The Starry StationLooking over the device brings to mind other companies, such as Wink, that have tried to create central hubs for connecting to gadgets in smart homes. Kanojia said many people have multiple smart devices, and more are on the way—though the necessity of some products for the connected home seem a bit dubious. “I’m not sure how many refrigerators are going to get connected, or what the value of that is,” he said.

That comment speaks to a challenge that everyone in the Internet of Things market faces, trying to convince consumers that they need to trick out their homes with smart gadgets. Wink is still trying to capture mainstream appeal, even after Quirky, the once-celebrated New York company that spun Wink out, went bankrupt last September. There may be potential for the Internet of Things and smart homes, but getting the masses on board remains a hurdle.

There are some devices, Kanojia said, such as thermostats, cameras, and other sensors that can add value to consumers’ homes. He said more must be done, though, before the average person can really take advantage of such technologies. “A lot of this has been stymied in the market because the heart of the digital home doesn’t exist today,” he said.

That is where he thinks the Starry Station can come into play, monitoring connected devices, Internet speed, and local area network performance. Network-level applications such as ad blockers, security, and parental controls could also run through the Wi-Fi station to cover all the devices linked to it. The router is priced at about $350, and can be reserved now at Starry.com. Preorders will start on February 5 at Amazon, with shipping to begin in March.

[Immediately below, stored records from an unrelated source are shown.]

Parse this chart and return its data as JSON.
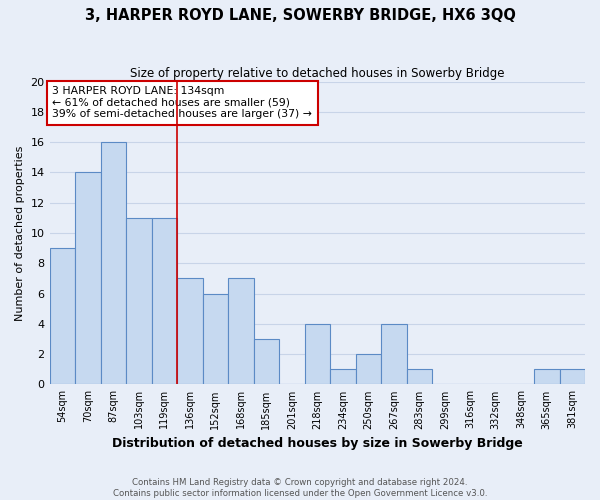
{
  "title": "3, HARPER ROYD LANE, SOWERBY BRIDGE, HX6 3QQ",
  "subtitle": "Size of property relative to detached houses in Sowerby Bridge",
  "xlabel": "Distribution of detached houses by size in Sowerby Bridge",
  "ylabel": "Number of detached properties",
  "categories": [
    "54sqm",
    "70sqm",
    "87sqm",
    "103sqm",
    "119sqm",
    "136sqm",
    "152sqm",
    "168sqm",
    "185sqm",
    "201sqm",
    "218sqm",
    "234sqm",
    "250sqm",
    "267sqm",
    "283sqm",
    "299sqm",
    "316sqm",
    "332sqm",
    "348sqm",
    "365sqm",
    "381sqm"
  ],
  "values": [
    9,
    14,
    16,
    11,
    11,
    7,
    6,
    7,
    3,
    0,
    4,
    1,
    2,
    4,
    1,
    0,
    0,
    0,
    0,
    1,
    1
  ],
  "bar_color": "#c6d9f0",
  "bar_edge_color": "#5b8ac5",
  "grid_color": "#c8d4e8",
  "bg_color": "#e8eef8",
  "red_line_index": 5,
  "annotation_line1": "3 HARPER ROYD LANE: 134sqm",
  "annotation_line2": "← 61% of detached houses are smaller (59)",
  "annotation_line3": "39% of semi-detached houses are larger (37) →",
  "footnote1": "Contains HM Land Registry data © Crown copyright and database right 2024.",
  "footnote2": "Contains public sector information licensed under the Open Government Licence v3.0.",
  "ylim": [
    0,
    20
  ],
  "yticks": [
    0,
    2,
    4,
    6,
    8,
    10,
    12,
    14,
    16,
    18,
    20
  ]
}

Given the timing of Starry’s birth, it looks like Kanojia and the team might have gotten started in the waning days of Aereo, if not sooner. New York-based Aereo was an attempt by Kanojia to turn the television market on its head, but it ended up becoming a courtroom drama.

Through a system of tiny antennae set up around the country, Aereo’s subscribers could stream broadcast shows via the Internet to mobile devices while away from home. The problem was Aereo had no intention of sharing the fees it collected from its users with industry incumbents such as broadcasters, satellite, and cable television providers. Again and again, Kanojia argued Aereo did not violate copyrights or other regulations, but the incumbents fought back, and won, in a legal war that rose all the way to the U.S. Supreme Court—which ultimately led to Aereo’s demise.

These days, many broadcasters and premium television service providers offer apps of their own to let their subscribers watch broadcast shows on mobile devices when not at home.

Now Kanojia is busy with Starry, and some investors from his time with Aereo, such as IAC, FirstMark Capital, and High Line Venture Partners, are onboard again. Backers of Starry also include Tiger Global, KKR, and Quantum Strategic Partners (no word yet on how much money has been raised). This time around, Kanojia’s plans are not as controversial, but he remains ambitious nonetheless: “We’re just getting started.”